Later, Joseph also argued that much of the analysis the administration is requesting has already been started by the board’s consultant, the Gehring Group.
“This doesn’t need an RFP. It needs an RFI,” she continued, referring to a request for information. “This is why we engage our consultant. They understand the size of our plan. They’ve already begun this work.”
That back-and-forth prompted Sen. Alma Francis Heyliger to call out the session’s purpose and tone. “I just want to put on the record – I think today is a waste of government funds,” she said. “If we’ve gotten to the point that you’re coming to me as a senator to circumvent the law, we have a problem.”
She added, “This was not an emergency. This was an individual that was upset that the Legislature took away his $50,000 raise, and he was looking for something to throw back at us.” She questioned why a new committee would be formed when the board had already undertaken the assessments being requested.
Potter also pressed officials on the administration’s claim that transitioning to a self-funded model could save the government between $25 to $30 million. “It seems very arbitrary —the numbers that were just put out there,” Potter said. “With no real analytics, with no real data, it has a way of skewing the whole conversation. Instinctively, you just say $25 to $30 million — wow — but those numbers are not based on any real, live information.”
Rhymer acknowledged that the estimate was preliminary, but said potential savings could come from several areas, including pharmaceutical rebates and a more customized benefits structure. “Currently, insurance companies benefit from rebates,” Rhymer said. “In a self-funded model, the government could capture those – about $10 to $15 million a year. That’s one thing.” He added that moving away from a standard plan to tiered coverage based on employee demographics could also reduce costs.
Later, Sen. Marise James focused on what she described as inconsistencies in the bill itself. “Words matter,” she said, pointing to Section 6, which bars the GESC Board from participating in any contract implementation resulting from the act. She contrasted that with another section of the bill that empowers the board to adopt rules and regulations related to third-party contracting. “It’s inconsistent,” she said.

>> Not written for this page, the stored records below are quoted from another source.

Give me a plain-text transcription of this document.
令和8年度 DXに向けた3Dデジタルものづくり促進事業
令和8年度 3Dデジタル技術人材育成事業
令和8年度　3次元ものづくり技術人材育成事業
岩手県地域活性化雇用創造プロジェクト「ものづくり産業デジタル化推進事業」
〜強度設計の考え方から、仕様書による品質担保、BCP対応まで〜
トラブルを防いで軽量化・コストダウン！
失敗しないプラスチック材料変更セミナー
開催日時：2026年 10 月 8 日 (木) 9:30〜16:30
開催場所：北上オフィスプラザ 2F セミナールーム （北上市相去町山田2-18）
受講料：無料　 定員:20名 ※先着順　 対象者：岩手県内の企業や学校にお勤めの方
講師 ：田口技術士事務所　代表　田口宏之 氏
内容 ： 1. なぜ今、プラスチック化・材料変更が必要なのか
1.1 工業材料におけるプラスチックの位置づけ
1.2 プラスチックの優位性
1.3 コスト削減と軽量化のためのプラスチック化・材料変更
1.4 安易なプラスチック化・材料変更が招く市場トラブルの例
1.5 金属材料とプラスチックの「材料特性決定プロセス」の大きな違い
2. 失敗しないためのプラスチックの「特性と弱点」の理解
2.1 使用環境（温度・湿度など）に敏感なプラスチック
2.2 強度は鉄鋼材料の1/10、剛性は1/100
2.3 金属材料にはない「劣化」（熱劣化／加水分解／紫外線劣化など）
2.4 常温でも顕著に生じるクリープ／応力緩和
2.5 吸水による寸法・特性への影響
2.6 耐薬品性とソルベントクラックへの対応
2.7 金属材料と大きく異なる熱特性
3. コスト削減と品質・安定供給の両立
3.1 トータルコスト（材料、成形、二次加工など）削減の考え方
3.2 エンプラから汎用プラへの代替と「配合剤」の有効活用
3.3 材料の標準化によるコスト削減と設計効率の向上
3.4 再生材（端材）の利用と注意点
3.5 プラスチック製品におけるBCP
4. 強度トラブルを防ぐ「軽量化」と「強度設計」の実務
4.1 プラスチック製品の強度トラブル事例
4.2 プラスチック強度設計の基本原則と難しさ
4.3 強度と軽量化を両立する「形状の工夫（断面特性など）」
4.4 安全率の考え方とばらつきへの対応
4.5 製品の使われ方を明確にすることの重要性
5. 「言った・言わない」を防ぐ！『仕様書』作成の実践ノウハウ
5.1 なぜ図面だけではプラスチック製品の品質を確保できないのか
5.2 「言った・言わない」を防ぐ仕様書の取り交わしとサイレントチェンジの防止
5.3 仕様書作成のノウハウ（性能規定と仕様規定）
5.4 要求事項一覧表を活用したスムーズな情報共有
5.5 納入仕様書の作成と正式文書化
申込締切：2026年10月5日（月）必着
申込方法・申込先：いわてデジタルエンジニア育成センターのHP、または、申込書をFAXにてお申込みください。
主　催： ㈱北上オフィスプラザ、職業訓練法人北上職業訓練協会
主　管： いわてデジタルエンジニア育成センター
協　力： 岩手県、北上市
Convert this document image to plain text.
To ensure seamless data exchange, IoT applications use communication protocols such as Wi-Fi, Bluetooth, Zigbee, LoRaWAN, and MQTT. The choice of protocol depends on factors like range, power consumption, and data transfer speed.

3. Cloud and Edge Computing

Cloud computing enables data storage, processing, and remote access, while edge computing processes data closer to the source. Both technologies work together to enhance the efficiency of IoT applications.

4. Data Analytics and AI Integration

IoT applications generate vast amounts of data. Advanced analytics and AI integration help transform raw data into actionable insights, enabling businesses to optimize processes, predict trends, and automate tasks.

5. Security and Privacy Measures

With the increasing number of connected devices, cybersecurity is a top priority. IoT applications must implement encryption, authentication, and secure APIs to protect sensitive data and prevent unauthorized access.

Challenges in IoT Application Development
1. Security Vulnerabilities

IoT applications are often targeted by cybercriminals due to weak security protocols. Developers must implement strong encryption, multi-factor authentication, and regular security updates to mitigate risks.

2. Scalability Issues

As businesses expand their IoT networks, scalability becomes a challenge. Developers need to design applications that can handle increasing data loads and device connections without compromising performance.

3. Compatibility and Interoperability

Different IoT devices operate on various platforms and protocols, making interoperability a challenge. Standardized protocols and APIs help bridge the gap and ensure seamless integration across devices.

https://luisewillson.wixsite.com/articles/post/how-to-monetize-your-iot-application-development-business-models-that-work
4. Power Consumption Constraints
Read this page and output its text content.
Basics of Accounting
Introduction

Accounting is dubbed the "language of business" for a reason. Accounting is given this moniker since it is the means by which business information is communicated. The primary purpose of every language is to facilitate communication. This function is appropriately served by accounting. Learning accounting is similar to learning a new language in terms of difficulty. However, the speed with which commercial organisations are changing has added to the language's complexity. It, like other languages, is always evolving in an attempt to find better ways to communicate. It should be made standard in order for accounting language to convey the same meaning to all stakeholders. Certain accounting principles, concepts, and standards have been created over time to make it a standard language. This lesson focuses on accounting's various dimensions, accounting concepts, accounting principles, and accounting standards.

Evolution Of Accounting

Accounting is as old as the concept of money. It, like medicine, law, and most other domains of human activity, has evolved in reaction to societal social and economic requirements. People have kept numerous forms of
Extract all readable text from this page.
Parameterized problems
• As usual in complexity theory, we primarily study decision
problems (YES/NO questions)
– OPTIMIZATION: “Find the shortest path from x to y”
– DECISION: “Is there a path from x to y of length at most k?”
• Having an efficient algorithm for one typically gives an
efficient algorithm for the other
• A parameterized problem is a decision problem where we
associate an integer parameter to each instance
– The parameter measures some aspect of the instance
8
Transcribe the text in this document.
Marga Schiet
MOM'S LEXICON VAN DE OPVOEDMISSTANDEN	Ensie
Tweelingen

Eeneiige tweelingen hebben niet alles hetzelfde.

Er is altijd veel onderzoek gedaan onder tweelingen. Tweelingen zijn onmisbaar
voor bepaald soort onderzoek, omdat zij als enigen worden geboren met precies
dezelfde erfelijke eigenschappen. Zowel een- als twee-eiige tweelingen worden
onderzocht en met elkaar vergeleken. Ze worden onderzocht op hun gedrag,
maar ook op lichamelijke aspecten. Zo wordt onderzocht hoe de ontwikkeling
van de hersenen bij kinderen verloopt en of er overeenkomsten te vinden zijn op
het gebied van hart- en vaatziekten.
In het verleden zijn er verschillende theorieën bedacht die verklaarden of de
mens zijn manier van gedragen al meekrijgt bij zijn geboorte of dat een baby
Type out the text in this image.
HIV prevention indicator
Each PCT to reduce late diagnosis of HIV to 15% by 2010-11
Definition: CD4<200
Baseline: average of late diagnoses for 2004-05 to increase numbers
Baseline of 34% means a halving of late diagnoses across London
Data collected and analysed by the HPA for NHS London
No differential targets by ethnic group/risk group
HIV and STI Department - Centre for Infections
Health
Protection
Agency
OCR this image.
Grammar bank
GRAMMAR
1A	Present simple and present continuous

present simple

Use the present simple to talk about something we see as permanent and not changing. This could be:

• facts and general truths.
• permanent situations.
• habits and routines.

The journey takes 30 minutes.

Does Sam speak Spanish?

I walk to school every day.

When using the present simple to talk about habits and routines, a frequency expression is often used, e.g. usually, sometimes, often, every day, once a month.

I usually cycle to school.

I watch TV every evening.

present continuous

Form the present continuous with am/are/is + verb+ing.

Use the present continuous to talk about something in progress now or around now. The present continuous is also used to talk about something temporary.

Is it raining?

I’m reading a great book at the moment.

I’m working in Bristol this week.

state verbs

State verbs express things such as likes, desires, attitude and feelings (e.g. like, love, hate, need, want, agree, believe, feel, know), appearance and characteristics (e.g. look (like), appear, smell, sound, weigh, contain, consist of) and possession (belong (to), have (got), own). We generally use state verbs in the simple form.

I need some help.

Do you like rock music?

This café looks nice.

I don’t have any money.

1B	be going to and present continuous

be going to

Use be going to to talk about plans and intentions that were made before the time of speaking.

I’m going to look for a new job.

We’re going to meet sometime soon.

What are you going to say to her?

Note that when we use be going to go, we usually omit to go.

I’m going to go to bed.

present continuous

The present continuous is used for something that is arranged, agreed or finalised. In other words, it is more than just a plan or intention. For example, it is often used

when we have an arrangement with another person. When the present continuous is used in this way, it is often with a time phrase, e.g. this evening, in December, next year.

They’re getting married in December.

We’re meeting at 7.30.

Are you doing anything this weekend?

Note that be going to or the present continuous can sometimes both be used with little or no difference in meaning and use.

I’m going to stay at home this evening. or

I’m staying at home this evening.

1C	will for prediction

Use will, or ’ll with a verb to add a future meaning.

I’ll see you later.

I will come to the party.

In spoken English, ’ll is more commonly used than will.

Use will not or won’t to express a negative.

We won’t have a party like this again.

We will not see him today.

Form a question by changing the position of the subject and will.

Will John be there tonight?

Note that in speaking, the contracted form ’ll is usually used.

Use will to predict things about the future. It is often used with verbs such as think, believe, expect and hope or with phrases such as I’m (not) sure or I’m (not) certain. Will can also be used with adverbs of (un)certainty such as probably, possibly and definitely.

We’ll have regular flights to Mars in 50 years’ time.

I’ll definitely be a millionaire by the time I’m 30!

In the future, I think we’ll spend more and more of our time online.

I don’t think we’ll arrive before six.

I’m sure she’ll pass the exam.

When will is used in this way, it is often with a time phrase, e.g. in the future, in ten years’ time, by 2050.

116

James later engaged in a brief exchange with McCurdy, who questioned whether $1.2 billion in government insurance spending had led to better health outcomes. McCurdy suggested that the territory might benefit more by investing directly in local hospitals. “What we need to do is maybe put that money into things like the hospital — things that maybe help us to get to a healthier workforce and community,” he said.
James responded, “When we cut out a lot of waste, fraud, and abuse and start to see that investment in our hospitals in the Virgin Islands — yes.”
It was after James’s last sentence — and hours of unresolved questions about process, authority, and motive — that the power went out in the Senate chambers on St. Thomas, the result of a scheduled outage on St. Thomas. With six senators still waiting to speak, the body voted to waive the remainder of the debate. Instead, all of the 13 members present voted against the measure.